The Invisible Leader

Invisible Leader

A leader is best when people barely know he exists, when his work is done, his aim fulfilled, they will say: we did it ourselves.” – Lao Tzu


This should be the goal of every leader, to get his team to the point where they believed that they did the work; where they feel self sufficient and that they can do it themselves.

When you achieve this, then the team is ready to start leading itself, and you have made the change towards a winning culture where the team searches for its own success, and looks to drive itself forward. At this point you can start to look for additional challenges or ways to push the team to even higher levels through new initiatives.

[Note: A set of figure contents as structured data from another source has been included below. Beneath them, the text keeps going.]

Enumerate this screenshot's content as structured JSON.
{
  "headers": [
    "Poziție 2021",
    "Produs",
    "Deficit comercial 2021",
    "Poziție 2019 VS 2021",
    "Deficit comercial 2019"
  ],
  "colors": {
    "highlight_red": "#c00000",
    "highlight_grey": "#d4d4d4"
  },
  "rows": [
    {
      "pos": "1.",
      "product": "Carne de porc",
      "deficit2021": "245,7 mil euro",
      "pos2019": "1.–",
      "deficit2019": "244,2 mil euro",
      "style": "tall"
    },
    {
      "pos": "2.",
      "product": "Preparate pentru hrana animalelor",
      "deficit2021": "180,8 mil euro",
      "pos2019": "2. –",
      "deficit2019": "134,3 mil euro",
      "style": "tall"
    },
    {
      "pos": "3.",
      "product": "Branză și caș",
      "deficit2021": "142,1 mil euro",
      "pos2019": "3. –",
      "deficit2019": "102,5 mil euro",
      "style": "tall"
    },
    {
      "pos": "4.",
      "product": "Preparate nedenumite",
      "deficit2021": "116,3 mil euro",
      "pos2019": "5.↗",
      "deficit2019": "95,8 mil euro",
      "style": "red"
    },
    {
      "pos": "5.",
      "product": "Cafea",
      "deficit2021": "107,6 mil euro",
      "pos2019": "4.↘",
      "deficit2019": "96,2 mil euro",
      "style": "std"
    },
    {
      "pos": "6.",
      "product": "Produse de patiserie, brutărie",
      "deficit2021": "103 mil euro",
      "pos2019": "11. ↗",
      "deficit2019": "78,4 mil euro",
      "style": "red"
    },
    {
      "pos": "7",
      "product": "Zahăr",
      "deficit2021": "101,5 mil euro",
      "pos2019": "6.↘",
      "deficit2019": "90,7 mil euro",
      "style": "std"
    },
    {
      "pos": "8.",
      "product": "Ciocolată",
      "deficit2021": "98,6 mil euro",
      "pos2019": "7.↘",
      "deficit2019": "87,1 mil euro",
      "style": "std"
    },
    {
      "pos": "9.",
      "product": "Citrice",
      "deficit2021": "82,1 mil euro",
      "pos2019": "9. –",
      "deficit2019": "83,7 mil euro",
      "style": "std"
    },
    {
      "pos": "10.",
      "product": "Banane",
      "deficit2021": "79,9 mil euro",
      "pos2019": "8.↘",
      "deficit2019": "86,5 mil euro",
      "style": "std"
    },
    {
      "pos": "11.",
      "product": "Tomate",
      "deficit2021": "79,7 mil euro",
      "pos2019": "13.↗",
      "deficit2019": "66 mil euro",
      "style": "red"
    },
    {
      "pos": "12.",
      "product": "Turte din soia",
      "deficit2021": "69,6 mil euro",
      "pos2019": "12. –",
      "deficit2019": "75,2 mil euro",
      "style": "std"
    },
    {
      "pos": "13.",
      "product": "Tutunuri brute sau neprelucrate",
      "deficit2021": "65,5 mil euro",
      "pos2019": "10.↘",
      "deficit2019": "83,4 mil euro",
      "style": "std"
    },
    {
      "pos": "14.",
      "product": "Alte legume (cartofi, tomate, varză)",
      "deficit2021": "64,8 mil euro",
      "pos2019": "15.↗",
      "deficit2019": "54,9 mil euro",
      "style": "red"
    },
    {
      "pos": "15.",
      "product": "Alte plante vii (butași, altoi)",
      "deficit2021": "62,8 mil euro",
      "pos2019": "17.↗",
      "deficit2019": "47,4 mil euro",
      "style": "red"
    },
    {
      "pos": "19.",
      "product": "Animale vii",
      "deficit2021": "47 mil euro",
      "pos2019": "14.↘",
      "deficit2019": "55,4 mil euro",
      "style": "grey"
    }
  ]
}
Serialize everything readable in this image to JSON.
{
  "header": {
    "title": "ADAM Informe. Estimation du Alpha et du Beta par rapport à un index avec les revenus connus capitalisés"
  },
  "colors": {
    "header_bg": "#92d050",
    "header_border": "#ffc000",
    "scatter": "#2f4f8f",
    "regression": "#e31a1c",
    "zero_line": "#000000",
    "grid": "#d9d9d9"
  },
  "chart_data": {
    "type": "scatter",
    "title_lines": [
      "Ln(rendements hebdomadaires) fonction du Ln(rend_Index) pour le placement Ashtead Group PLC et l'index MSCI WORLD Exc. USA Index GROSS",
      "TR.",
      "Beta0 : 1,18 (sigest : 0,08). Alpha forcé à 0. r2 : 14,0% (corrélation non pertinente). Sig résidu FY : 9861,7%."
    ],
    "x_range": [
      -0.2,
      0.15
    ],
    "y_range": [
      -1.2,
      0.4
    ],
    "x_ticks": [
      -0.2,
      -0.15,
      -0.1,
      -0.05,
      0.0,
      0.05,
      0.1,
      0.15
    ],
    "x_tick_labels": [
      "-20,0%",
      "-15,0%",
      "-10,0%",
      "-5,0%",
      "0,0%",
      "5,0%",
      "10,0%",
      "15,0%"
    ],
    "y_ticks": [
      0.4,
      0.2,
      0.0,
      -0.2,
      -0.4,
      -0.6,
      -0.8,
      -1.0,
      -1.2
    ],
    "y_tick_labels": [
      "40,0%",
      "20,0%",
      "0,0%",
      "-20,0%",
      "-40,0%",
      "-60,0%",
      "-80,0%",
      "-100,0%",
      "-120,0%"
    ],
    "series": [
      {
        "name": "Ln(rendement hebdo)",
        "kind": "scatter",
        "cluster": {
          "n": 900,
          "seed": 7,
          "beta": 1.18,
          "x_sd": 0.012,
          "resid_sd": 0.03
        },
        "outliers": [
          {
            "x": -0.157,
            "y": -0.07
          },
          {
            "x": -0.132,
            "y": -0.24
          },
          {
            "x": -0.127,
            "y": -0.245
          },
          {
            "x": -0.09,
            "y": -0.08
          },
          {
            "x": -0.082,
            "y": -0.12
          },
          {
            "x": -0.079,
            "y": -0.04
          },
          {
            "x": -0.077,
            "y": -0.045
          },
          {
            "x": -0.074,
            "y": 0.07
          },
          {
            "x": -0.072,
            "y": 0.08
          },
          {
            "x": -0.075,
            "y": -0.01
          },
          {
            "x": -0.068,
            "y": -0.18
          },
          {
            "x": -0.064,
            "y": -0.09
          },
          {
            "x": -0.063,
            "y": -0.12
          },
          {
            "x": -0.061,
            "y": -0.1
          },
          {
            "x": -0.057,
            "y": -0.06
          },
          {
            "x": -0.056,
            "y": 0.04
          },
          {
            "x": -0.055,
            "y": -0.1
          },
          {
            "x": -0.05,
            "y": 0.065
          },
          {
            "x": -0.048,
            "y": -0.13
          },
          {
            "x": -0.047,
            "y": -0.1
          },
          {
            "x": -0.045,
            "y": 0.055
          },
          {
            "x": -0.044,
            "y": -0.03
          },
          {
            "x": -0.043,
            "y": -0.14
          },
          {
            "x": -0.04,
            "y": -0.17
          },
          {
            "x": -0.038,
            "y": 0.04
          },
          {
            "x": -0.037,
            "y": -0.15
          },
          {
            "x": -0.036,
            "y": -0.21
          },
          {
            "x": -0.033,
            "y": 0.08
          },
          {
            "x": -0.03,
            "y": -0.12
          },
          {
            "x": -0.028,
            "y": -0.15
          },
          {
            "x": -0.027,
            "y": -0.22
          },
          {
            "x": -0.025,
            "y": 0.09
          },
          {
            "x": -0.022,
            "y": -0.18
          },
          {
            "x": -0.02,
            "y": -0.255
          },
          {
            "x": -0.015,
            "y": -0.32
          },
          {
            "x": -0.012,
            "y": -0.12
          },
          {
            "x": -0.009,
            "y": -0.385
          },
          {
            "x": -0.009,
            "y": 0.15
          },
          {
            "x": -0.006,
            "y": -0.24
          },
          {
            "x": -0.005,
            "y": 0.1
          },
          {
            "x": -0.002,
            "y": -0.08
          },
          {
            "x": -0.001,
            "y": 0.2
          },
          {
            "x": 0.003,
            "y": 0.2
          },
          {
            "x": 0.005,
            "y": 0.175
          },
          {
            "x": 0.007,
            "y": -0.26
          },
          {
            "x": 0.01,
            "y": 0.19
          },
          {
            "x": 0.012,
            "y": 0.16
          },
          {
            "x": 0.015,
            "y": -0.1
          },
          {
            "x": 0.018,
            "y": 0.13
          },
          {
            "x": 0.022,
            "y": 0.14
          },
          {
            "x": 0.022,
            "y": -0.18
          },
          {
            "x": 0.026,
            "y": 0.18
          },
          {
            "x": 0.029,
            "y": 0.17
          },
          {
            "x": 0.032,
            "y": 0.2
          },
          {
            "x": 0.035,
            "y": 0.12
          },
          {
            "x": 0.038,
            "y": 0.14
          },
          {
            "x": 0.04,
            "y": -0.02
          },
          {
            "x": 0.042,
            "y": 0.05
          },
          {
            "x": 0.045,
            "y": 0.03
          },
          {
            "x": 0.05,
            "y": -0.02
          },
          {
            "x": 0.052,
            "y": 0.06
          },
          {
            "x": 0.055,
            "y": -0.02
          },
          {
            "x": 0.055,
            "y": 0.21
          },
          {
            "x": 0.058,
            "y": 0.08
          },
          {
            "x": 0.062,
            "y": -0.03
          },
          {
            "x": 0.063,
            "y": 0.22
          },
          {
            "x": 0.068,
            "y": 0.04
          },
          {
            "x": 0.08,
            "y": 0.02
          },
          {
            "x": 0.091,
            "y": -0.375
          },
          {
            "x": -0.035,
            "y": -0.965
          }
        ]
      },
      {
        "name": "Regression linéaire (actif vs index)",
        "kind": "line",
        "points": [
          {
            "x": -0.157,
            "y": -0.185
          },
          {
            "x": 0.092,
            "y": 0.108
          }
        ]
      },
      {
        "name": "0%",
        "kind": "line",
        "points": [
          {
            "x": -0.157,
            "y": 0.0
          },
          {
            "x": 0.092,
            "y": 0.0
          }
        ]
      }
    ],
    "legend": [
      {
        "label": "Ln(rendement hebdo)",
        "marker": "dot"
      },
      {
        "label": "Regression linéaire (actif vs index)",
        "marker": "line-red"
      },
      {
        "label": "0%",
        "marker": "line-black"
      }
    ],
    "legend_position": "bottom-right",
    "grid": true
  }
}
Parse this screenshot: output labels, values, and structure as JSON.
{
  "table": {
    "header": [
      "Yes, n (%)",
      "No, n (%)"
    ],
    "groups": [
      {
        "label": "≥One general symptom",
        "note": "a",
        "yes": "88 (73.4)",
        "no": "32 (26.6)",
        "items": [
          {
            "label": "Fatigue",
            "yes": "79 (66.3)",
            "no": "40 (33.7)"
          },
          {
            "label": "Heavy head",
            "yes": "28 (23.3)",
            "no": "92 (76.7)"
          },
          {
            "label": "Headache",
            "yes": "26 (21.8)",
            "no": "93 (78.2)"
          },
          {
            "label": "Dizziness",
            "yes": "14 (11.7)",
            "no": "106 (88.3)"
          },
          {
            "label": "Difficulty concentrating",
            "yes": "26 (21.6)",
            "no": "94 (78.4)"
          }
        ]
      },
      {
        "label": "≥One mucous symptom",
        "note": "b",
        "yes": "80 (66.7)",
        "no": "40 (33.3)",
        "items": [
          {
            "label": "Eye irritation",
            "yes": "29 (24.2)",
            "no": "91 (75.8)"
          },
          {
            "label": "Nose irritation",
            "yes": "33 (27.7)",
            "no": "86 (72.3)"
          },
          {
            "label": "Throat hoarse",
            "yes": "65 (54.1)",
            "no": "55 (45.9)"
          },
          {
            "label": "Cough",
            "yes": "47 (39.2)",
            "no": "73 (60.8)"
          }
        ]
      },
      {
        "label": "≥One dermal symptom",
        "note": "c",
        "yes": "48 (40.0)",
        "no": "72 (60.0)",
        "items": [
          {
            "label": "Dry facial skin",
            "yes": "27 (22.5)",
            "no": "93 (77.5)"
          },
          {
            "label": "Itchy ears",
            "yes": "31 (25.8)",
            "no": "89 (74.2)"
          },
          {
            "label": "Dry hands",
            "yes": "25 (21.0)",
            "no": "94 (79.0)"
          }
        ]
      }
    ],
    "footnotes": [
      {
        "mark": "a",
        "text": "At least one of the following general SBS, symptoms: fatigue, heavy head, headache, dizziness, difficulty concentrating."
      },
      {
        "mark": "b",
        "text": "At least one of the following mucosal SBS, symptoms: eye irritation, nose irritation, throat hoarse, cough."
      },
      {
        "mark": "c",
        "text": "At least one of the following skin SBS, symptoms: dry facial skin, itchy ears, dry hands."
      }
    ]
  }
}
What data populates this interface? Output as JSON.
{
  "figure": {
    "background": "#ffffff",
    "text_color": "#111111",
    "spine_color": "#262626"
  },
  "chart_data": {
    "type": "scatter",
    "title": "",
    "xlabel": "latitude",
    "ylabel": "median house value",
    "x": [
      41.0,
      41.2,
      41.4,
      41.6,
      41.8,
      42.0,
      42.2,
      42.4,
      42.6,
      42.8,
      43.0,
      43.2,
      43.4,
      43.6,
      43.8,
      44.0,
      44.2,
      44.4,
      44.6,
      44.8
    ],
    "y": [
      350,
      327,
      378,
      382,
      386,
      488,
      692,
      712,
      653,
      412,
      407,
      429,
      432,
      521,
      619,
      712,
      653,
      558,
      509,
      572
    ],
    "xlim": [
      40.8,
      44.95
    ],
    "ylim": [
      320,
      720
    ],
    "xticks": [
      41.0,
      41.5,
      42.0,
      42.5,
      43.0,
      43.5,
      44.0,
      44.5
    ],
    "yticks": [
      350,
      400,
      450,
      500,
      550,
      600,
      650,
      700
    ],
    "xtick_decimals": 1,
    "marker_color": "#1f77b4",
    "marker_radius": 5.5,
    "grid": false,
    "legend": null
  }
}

You cannot achieve this if you always look to take credit or a share in the credit of the team, they really need to feel and believe that they did it themselves, that you have liberated them and that they can independently be successful.

This is tough to do because we all seek reward and recognition for a good job done, but as leaders we need to get comfortable with reflected glory. We need to let the team take the glory for the completion of the task, and then we take whatever credit there is for putting the team together.

Often this credit is left unsaid, it’s known, but it’s less visible. This is why, for some leaders and managers, they want to share in the glory of the completed task.

But it’s like in soccer, it’s the team on the field who share in the glory of winning the game, winning the cup final. They are the one’s who played they game, get presented with the trophy and then get to do a lap of honour in front of the crowd.

There is always a strong temptation for the manager to get involved, and try and be part of this, but this should be left just for the players.

The manager (Leader) will get his credit, he did select the team, organise the tactics and made the changes that might have been instrumental in winning the game, but he wasn’t on the field and didn’t kick a ball.

We will also get more respect from our teams if we leave them to take the credit.

I know how hard it is not to join in, and I don’t want to say I have never done it, we all get caught up in the euphoria, but we will do a much better job if we actually stand and cheer with the rest of the crowd and leave this moment of glory to the players.

We need to create belief, because we might not always be there, and in these moments if the team feel that they can’t be successful without us it will hinder their chances later.

Just take a look at Manchester United, the exact same players are playing much differently under a new manager, their results and performance is at a lower level than last year. How much is this due to their belief in the contribution of Alex Ferguson to their success. Remember he never kicked a ball.

I am not suggesting that Ferguson took credit, but I do suspect that the players believe they were a better team when he was the manager and it’s this missing belief which is causing them problems now.

Our ultimate goal is for us to create teams which eventually perform at the same high level, whether we are there leading them or not.

The best way to do this is to leave all credit with the team, and feed their self belief.

Tough I know, but it’s also in our best interest, the more invisible we become the higher our teams will perform an the bigger the legacy we can leave.